Most of the year, New Hampshire’s Forest Health team is on the ground, in the woods, doing what they can to protect the state’s trees. But for a few days every summer, they get to soar above it all.
Foresters Bill Davidson and Kyle Lombard make up the two-person operation affectionately known as the Bug Patrol. They make about five trips up in a tiny airplane each season to do an aerial survey of the state’s forests, looking for sick trees – often harmed by insects.
On a warm morning in July, the team meets at Concord’s municipal airport for a short planning session with Civil Air Patrol pilot Ken Peperissa, who will helm the Cessna 206 for the day.
Together, they map out the flight path – careful parallel lines, spaced four miles apart, up and down a stretch of southwestern New Hampshire. Throughout the summer, they’ll survey about 4 million acres of forest, everything except for federal lands.
There’s not much elbow room in the little plane – its cabin is about the size of a Mini Cooper. No tiny cups of Ginger Ale, no lavatories, no in-flight movie selection. Not even a “fasten seatbelt” sign. Nonetheless, the team buckles up, and Peperissa begins his taxi.
With the green light from Air Traffic Control, we take off. After a few minutes the city fades, the golden dome of the State House and the Market Basket parking lots fall away. From the air, it’s hard to tell there’s anything besides trees.
The view from above feels unique, Lombard says.
“You can really see why New Hampshire is the second-most forested state in the country,” he says. “If it's not paved, it's got trees on it.”
Once the plane levels off, it's time to get to work. Lombard looks out over the right wing of the plane, and Davidson looks left, searching for missing leaves, brown patches, anything that looks amiss.
Davidson spots the traces of Spongy Moth caterpillars, which have been eating the state’s oak trees.
“You can see there's patches of that brown scattered all across the landscape. Pretty much all the oaks in this area have been defoliated,” he says. “Wherever they are, the caterpillars find them and eat them.”
Spongy Moths stripped 50,000 acres last summer, and they’re at it again this year.

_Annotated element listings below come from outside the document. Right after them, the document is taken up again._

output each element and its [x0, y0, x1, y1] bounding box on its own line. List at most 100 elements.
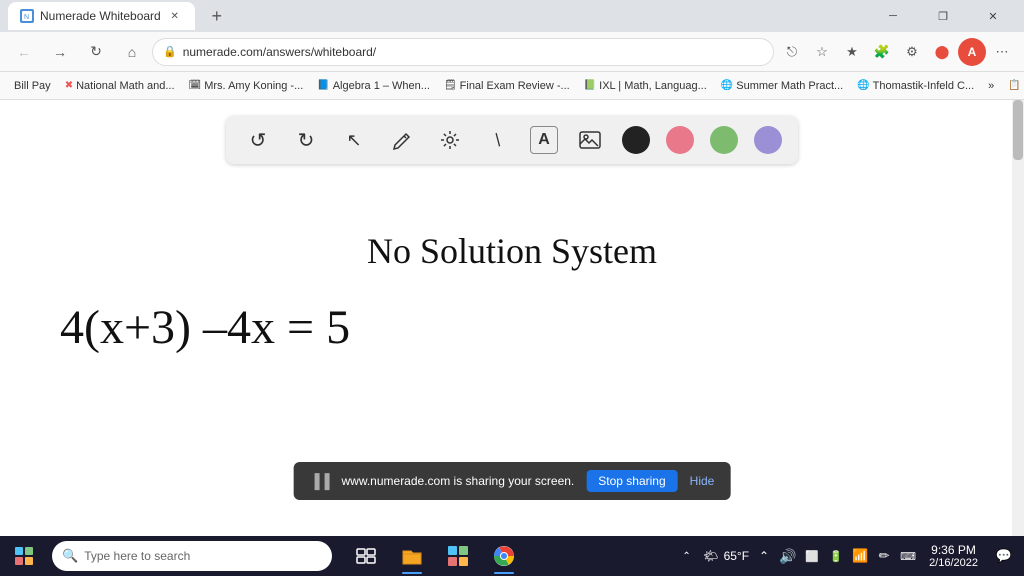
forward-button[interactable]: → [44, 36, 76, 68]
tray-pen-icon[interactable]: ✏ [873, 536, 895, 576]
store-icon [446, 544, 470, 568]
window-controls: ─ ❐ ✕ [870, 0, 1016, 32]
color-green-button[interactable] [710, 126, 738, 154]
bookmark-ixl[interactable]: 📗 IXL | Math, Languag... [578, 78, 713, 94]
settings-button[interactable]: ⋯ [988, 38, 1016, 66]
tab-close-button[interactable]: ✕ [167, 8, 183, 24]
color-black-button[interactable] [622, 126, 650, 154]
system-tray: ⌃ 🌤 65°F ⌃ 🔊 ⬜ 🔋 📶 ✏ ⌨ 9:36 PM 2/16/2022… [676, 536, 1024, 576]
taskbar: 🔍 Type here to search [0, 536, 1024, 576]
select-tool-button[interactable]: ↖ [338, 124, 370, 156]
bookmark-label: Thomastik-Infeld C... [873, 80, 974, 92]
share-indicator-icon: ▐▐ [310, 473, 330, 489]
tray-wifi-icon[interactable]: 📶 [849, 536, 871, 576]
chrome-icon [492, 544, 516, 568]
taskbar-app-store[interactable] [436, 536, 480, 576]
bookmark-label: IXL | Math, Languag... [599, 80, 707, 92]
tray-speaker-icon[interactable]: 🔊 [777, 536, 799, 576]
bookmark-reading-list[interactable]: 📋 Reading list [1002, 78, 1024, 94]
address-text: numerade.com/answers/whiteboard/ [183, 45, 763, 59]
bookmark-label: National Math and... [76, 80, 174, 92]
extension-button[interactable]: 🧩 [868, 38, 896, 66]
maximize-button[interactable]: ❐ [920, 0, 966, 32]
address-bar[interactable]: 🔒 numerade.com/answers/whiteboard/ [152, 38, 774, 66]
share-banner-text: www.numerade.com is sharing your screen. [342, 474, 575, 488]
windows-icon [15, 547, 33, 565]
bookmark-thomastik[interactable]: 🌐 Thomastik-Infeld C... [851, 78, 980, 94]
undo-button[interactable]: ↺ [242, 124, 274, 156]
taskbar-search-icon: 🔍 [62, 548, 78, 564]
bookmark-national-math[interactable]: ✖ National Math and... [59, 78, 181, 94]
taskbar-apps [344, 536, 526, 576]
notification-button[interactable]: 💬 [988, 536, 1020, 576]
tray-temperature: 65°F [724, 549, 749, 563]
whiteboard-title: No Solution System [367, 230, 657, 272]
bookmark-amy-koning[interactable]: 🗓 Mrs. Amy Koning -... [183, 78, 310, 94]
bookmark-label: Final Exam Review -... [460, 80, 570, 92]
taskbar-search-bar[interactable]: 🔍 Type here to search [52, 541, 332, 571]
taskbar-app-taskview[interactable] [344, 536, 388, 576]
tray-battery-icon[interactable]: 🔋 [825, 536, 847, 576]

“You can really see why New Hampshire is the second-most forested state in the country."
Another bug Davidson has his eyes out for is the Emerald Ash Borer. He’s seeing lots of that damage on today’s flight.
“The trees that are infested with Emerald Ash Borer die quickly, and so you'll have dead ash trees scattered across the landscape. And those appear as kind of skeletons of trees scattered throughout the forest,” he says.
The two foresters sketch out all the damage they see on a pair of rectangular touch screens that kind of look like iPads. A small emoji airplane moves across a digital map of the forest as we fly, like inflight Google Maps.
Using a stylus, they outline areas of injured trees, and mark down what caused the issue. Despite the team’s nickname, they say it's not just bug damage they’re looking for.
On one trip, Davisdson says they mapped some discoloration in the forest from the air, then went to check it out on the ground, only to find that the culprit was domestic pigs.
The pigs only got to about five acres of forest. But some of the damage Lombard has seen in his 28 years was much larger. The worst, he says, was from an ice storm in 1998.
“I don't think it could ever be rivaled. The amount of damage that ice storm did was in the hundreds of thousands of acres. And it literally just broke trees, just snapped right in half,” he says.
Back then, Lombard says, his team’s technology looked a lot different. They did their work with laminated maps and colored pens. Soon, it could be drones and satellites, instead of humans in airplanes.
And not everybody would miss it. As we fly by Mount Monadnock, the cabin starts to shake and dip with turbulence. By hour three, the tiny plane is uncomfortable – hot and sort of claustrophobic.
It’s easy to feel a little green.
“I’m at least normally some degree of nauseous, ranging from slightly to heavily,” Davidson said.
Lombard says the nausea and headache that come with tiny airplane trips get to him, too. But despite the discomfort, Lombard says, he’d miss the flights – especially the unique aerial perspective.
“I'm in meetings all the time. And people are always worried about this, that, and the other thing with the forest. And it's like, wow, you need to take a little small airplane ride. And just so you get some perspective on how much forest there is and how green it is and just how much forest ecosystem we have to manage,” he says.